三爺爺的房子就在這片地不遠處的一座山後麵,是他自己搭建的房屋。同時他也是方圓數十裏唯一的住戶。或許曾經這片土地上也有許多的住戶,但是隨著時間的遷移,逐漸的都搬走了。因為住在這裏的人總是會莫名其妙的得各種病,但是隻要一離開此地,很快就能好轉。我三爺爺或許是住在此地唯一沒有得病的人了,這說起來好像也是一種奇跡。
我踩在生硬的土地上,不知道是不是心理原因,總覺的踏上這片土地之後,周圍的空氣都冷了一圈,就連天也變陰沉了。
我甩甩腦袋,示意自己不要給自己下這種不詳的心理暗示。於是便加快腳步,很快的便來到了三爺爺的大屋前。
三爺爺的屋子很舊,但卻並不破敗。也許是因為三爺爺當時搭建這座房子時非常用心。但是這種老舊的大屋搭建在這種荒涼之地,再配上種種恐怖傳說,足夠讓站在它麵前的人感到毛骨悚然。
比如說,我。
“正哥!”我站在大門前喊道,卻久久得不到回應。
“難不成是沒有聽到?”
我走近了一點,發現大屋的木門沒有上鎖。
也就是說正哥一定還沒有走,他還在屋子裏麵。
我瞧瞧探過頭去,發現屋子的光透性還是可以的,隻是昏暗,並不黑。
我深吸了一口去,告誡自己沒有什麽好怕的。因為畢竟是自己爺爺,即使成了鬼魂也不會害自己的。

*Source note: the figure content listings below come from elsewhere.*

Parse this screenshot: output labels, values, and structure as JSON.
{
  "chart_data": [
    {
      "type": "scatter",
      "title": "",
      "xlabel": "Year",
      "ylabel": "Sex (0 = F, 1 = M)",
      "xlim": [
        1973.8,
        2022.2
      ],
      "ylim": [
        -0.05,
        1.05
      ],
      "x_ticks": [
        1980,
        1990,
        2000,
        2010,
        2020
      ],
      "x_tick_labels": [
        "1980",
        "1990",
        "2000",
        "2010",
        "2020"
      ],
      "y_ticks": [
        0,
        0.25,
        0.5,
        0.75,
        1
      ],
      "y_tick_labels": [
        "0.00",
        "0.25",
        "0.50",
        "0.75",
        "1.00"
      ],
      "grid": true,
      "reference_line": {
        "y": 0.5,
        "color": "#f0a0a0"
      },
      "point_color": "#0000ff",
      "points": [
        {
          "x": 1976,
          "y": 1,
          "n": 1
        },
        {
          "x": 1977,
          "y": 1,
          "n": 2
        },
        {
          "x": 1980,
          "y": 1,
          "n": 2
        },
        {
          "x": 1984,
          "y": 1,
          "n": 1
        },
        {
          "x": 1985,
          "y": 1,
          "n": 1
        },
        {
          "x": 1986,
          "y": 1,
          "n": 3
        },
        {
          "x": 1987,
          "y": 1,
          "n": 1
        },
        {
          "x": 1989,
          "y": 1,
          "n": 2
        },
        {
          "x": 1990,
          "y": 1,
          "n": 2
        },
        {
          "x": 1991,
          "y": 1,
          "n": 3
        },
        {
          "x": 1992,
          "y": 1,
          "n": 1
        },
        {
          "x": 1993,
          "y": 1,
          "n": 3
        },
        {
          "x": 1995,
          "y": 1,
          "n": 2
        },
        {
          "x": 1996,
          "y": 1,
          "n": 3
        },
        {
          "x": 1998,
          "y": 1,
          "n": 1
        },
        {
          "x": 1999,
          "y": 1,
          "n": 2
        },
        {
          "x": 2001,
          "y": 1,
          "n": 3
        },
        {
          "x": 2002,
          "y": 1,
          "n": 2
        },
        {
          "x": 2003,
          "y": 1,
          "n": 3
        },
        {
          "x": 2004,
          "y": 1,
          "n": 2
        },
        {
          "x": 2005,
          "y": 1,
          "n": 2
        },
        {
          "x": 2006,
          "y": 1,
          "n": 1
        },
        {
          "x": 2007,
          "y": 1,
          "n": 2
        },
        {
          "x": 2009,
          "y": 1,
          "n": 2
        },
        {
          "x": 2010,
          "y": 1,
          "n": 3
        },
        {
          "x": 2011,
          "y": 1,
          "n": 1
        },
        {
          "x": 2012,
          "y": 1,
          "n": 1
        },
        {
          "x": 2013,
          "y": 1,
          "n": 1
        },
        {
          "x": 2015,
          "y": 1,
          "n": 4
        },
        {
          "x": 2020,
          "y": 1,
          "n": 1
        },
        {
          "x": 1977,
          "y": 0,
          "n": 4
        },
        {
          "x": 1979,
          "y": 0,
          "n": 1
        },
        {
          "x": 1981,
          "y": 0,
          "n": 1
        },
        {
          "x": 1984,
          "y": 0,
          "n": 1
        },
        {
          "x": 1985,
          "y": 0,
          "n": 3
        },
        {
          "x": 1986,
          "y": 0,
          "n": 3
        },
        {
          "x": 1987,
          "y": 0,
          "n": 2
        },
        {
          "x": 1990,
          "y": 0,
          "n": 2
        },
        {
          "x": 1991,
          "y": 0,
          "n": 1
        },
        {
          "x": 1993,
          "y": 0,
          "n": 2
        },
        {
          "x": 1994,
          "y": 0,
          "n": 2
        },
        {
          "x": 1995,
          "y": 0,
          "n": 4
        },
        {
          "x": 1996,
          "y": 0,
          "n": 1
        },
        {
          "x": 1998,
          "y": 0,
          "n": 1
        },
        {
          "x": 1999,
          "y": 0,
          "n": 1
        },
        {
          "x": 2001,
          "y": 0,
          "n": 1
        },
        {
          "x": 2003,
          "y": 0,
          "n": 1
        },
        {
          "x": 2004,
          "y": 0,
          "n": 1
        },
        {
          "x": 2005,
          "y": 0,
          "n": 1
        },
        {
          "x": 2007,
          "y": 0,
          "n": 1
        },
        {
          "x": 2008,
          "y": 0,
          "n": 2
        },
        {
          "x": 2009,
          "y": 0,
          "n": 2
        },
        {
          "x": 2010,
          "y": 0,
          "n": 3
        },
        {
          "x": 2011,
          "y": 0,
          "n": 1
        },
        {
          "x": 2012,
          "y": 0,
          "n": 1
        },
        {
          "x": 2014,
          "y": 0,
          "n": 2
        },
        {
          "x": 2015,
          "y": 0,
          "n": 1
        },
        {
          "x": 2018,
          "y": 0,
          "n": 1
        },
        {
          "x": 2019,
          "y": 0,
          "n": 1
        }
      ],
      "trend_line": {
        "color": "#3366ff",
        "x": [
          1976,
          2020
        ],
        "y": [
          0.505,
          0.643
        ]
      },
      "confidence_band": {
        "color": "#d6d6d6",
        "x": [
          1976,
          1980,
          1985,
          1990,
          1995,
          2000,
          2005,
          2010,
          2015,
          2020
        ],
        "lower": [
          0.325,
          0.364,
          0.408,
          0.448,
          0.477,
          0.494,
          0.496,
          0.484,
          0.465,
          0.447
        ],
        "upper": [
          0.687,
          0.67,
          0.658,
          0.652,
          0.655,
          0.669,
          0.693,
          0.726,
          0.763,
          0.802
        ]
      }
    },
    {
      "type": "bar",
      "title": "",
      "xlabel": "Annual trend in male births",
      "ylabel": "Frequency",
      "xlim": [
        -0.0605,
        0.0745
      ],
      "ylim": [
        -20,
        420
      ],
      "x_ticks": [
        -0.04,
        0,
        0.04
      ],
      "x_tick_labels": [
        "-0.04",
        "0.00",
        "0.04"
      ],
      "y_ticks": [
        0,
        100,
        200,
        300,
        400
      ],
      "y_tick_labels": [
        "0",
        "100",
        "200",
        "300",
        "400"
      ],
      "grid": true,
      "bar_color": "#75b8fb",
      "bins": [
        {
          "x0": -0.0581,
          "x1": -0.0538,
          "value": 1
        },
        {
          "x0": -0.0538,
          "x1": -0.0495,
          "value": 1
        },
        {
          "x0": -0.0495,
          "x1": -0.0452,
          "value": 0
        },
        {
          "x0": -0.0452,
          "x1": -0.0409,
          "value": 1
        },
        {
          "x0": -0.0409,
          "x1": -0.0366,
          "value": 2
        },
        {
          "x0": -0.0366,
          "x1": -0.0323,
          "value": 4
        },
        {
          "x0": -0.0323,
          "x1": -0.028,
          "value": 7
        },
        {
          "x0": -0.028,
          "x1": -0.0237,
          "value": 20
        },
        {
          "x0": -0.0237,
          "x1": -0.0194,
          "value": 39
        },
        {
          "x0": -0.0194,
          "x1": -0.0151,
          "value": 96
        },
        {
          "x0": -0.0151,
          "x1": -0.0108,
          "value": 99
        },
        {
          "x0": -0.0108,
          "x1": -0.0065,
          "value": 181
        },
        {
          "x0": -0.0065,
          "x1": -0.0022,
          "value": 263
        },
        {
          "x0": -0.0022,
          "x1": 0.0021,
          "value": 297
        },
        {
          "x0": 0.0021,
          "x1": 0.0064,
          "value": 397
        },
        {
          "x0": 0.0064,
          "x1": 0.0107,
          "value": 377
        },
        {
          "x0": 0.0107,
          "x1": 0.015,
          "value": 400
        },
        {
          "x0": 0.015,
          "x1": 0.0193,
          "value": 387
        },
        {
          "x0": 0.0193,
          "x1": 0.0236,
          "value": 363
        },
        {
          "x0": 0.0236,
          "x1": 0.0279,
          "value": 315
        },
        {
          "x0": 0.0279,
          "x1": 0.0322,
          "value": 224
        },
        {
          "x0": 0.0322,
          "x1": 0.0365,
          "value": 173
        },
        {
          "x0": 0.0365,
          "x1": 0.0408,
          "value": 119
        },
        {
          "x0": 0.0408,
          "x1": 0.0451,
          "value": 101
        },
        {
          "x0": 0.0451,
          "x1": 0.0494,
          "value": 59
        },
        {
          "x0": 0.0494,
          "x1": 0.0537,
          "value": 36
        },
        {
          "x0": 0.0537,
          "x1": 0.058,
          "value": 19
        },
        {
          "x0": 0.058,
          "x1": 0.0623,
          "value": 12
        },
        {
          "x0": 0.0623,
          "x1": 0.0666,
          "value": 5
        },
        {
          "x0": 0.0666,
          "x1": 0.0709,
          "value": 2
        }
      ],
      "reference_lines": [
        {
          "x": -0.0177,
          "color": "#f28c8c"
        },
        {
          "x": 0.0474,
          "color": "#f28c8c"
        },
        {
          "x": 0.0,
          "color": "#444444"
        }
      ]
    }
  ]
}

想到這裏,仿佛心理得到了安慰,便大步走了進去。
屋裏的裝飾非常雜亂,到處都鋪滿了厚厚的一層灰塵,大概是好久沒有人來過了。
“正哥~”我一麵輕聲的喊著一麵四下裏環顧。心想三爺爺這裏還真沒有多大的變化,記得自己小時候來這裏,這裏也是一樣的雜亂。
那時候三爺爺總是忙著在研究些什麽。
對了,說道研究,那時候的三爺爺究竟在研究些什麽呢?
我想了想,好像還讓我跟正哥背過。
好像是廖家……廖家什麽來著?
我有些困惑的偏了偏頭,感覺這些東西就在我腦海邊,卻愣是想不起來。
就在我不斷瞎想的同時,忽然的我看到隔壁的房間裏傳來一陣亮光。
那個光線非常的微弱,但在這個昏暗的房子裏還是讓人一目了然。
“正哥?”我走過去一看,竟然是一台開著的老式胖大頭電腦。
這種胖大頭式的電腦非常老舊了,應該是屬於被淘汰的用品,沒想到還可以在這兒見到。
這個電腦在我的印象裏並不存在,應該是之後我三爺爺因為某些原因購買的。
“難不成正哥跑到這兒來玩遊戲了?”我一麵想一麵走過去想眼碰觸這台電腦。就在我的手要碰觸到這台電腦的同時,我聽到了一聲深重的巨大聲響。
我回過頭去,隻見剛剛我進來時開啟的那扇大門,竟然就在剛才不知道什麽原因自己關閉了。也就是在這同一時刻,我聽到了在這碩大的房間裏,傳來了一陣極其粗重的呼吸聲。這種聲音非常的滲人,就好像厲鬼的喘息聲一樣。
我一下子感到大腦的頭皮發麻,全身的汗毛都立了起來,冷汗一下子就下來了。
而且那個聲音越來越近,就好像是……
就好像是在我背後!
“啊——!!”
“臥槽——!”
兩種極度的呐喊在一瞬間覆蓋了整個大屋。
我甚至感覺到了心髒在一瞬間停止了跳動,卻在看清了身後的人後有些不知所措。
那是一個胡子拉碴的青年,看上去要比我大一點,身材消瘦,卻留著一頭長發。
“正……正哥?”我一眼就認出了這個邋遢的家夥。
“你是……子默?你啥時候回來的?”顯然這家夥也認出了我。
“臥槽,你他娘的在能不能說一聲啊,嚇死我了!”這下子不管三七二十一就開罵,這家夥還差一點就真的把我嚇死了。
“是你他娘的嚇死我了!”正哥也不甘示弱:“我隻不過是去後屋的倉庫裏找找燈籠,一進來就發現你這家夥偷偷摸摸的在這裏搞事情。我還以為見鬼了呢。”說罷正哥看了我身後的電腦一眼,又說道:“喲,跑這兒來玩電腦啊。”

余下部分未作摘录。